The district court erred when it dismissed Hahn’s § 1983 claim as untimely as a matter of law. Although the complaint was filed over three years after Hahn’s alleged injury, see Wash. Rev. Code § 4.16.080(2) (2015), Washington law mandates equitable tolling when, as here, “justice requires.” See Millay v. Cam, 135 Wash.2d 193, 955 P.2d 791, 797 (1998) (en banc); see also In re Pers. Restraint of Carter, 172 Wash.2d 917, 263 P.3d 1241, 1248-49 (2011) (en banc) (adopting the actual innocence doctrine). Hahn’s complaint was untimely through no fault of his own. Hahn timely and appropriately filed in the Eastern District of Washington; after the Eastern District dismissed Hahn’s claims against residents of the district, that court erred by dismissing instead of transferring venue to the Western District of Washington, where the sole remaining defendants resided. See Goldlawr, Inc. v. Heiman, 369 U.S. 463, 466-67, 82 S.Ct. 913, 8 L.Ed.2d 39 (1962); see also Burnett v. N.Y. Cent. R.R. Co., 380 U.S. 424, 430 n.7, 85 S.Ct. 1050, 13 L.Ed.2d 941 (1965). By the time Hahn received notice of the dismissal, the statute of limitations had expired.
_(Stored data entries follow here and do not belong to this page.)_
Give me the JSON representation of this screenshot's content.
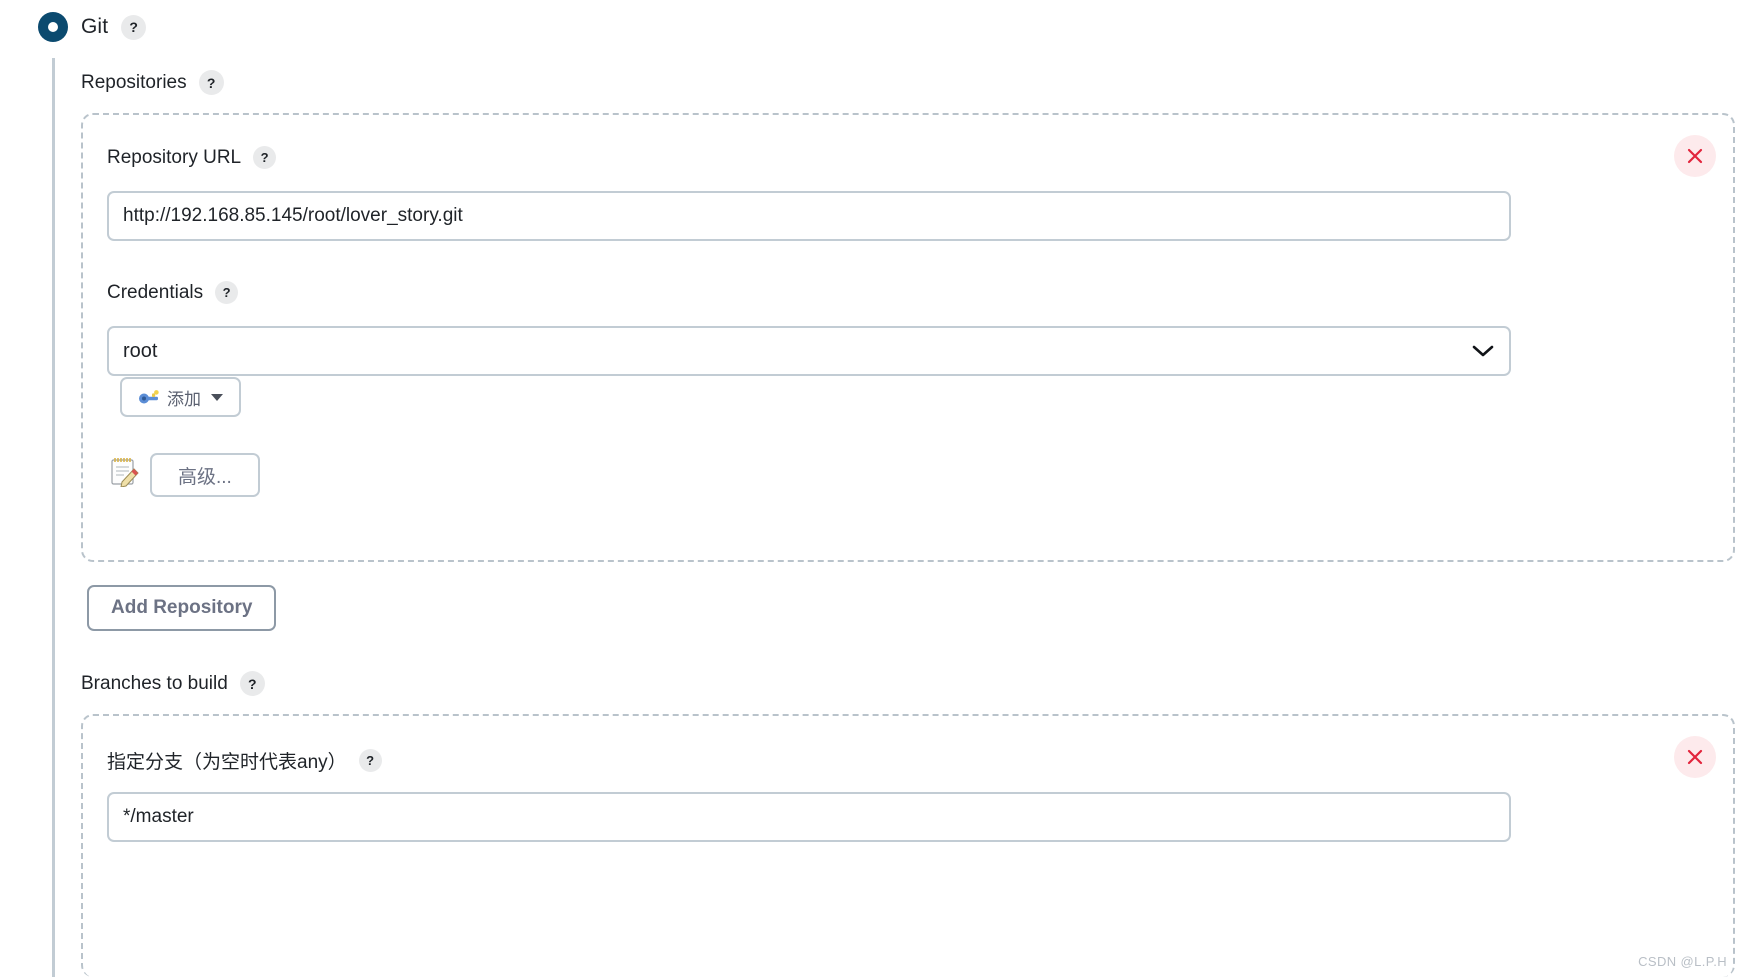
{
  "scm": {
    "selected_label": "Git",
    "help_label": "?",
    "radio_color": "#0b4a6f"
  },
  "repositories": {
    "heading": "Repositories",
    "help_label": "?",
    "repo": {
      "url_label": "Repository URL",
      "url_help": "?",
      "url_value": "http://192.168.85.145/root/lover_story.git",
      "url_placeholder": "",
      "credentials_label": "Credentials",
      "credentials_help": "?",
      "credentials_value": "root",
      "credentials_options": [
        "root"
      ],
      "add_credentials_label": "添加",
      "advanced_label": "高级...",
      "remove_label": "✕"
    },
    "add_repository_label": "Add Repository"
  },
  "branches": {
    "heading": "Branches to build",
    "help_label": "?",
    "branch": {
      "name_label": "指定分支（为空时代表any）",
      "name_help": "?",
      "name_value": "*/master",
      "name_placeholder": "",
      "remove_label": "✕"
    }
  },
  "watermark": {
    "text": "CSDN @L.P.H"
  },
  "colors": {
    "accent": "#0b4a6f",
    "danger": "#e2243c",
    "danger_bg": "#fdeaec",
    "border": "#c2ccd4",
    "dashed_border": "#b9c3cb",
    "button_text": "#6c7284"
  }
}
Under the particular circumstances of this case, equitable tolling is consistent with the policies underlying § 1983, and it is not inconsistent with those served by Washington’s statute of limitations. See Millay, 955 P.2d at 797 (“In Washington equitable tolling is appropriate when consistent with both the purpose of the statute providing the cause of action and the purpose of the statute of limitations.”). Strict adherence to the statute of limitations in the face of procedural unfairness cannot be reconciled with § 1983, which exists to promote “compensation of persons whose civil rights have been violated, and prevention of the abuse of state power.” Burnett v. Grattan, 468 U.S. 42, 53, 104 S.Ct. 2924, 82 L.Ed.2d 36 (1984); see also Bd. of Regents of Univ. of N.Y. v. Tomanio, 446 U.S. 478, 488, 100 S.Ct. 1790, 64 L,Ed.2d 440 (1980). Moreover, the purposes underlying the statute of limitations—finality and protection against stale and unverifiable claims—will not be frustrated by allowing equitable tolling here. See Kittinger v. Boeing Co., 21 Wash.App. 484, 585 P.2d 812, 814 (1978). The defendants were aware of Hahn’s claim within the statutory time frame, when Hahn first filed in the Eastern District of Washington. Under Washington law, justice requires tolling, but the remedy is modest— Hahn will simply be placed in the position he would have been in had the Eastern District appropriately transferred his claim.
Thus, Hahn is entitled to equitable tolling under Washington law only if he was diligent' in pursuing this action in the Western District of Washington after dismissal. See, e.g., Millay, 955 P.2d at 797-98; Douchette v. Bethel Sch. Dist. No. 403, 117 Wash.2d 805, 818 P.2d 1362, 1365 [496]*496(1991) (en banc). A dispute of fact remains as to Hahn’s diligence, which cannot be resolved on appeal. See Spitsyn v. Moore, 345 F.3d 796, 802 (9th Cir. 2003). The issue of Hahn’s diligence, along with Defendants’ other arguments in favor of dismissal, can appropriately be resolved by the district court on remand.
REVERSED AND REMANDED.
This disposition is not appropriate for publication and is not precedent except as provided by 9th Cir. R. 36-3.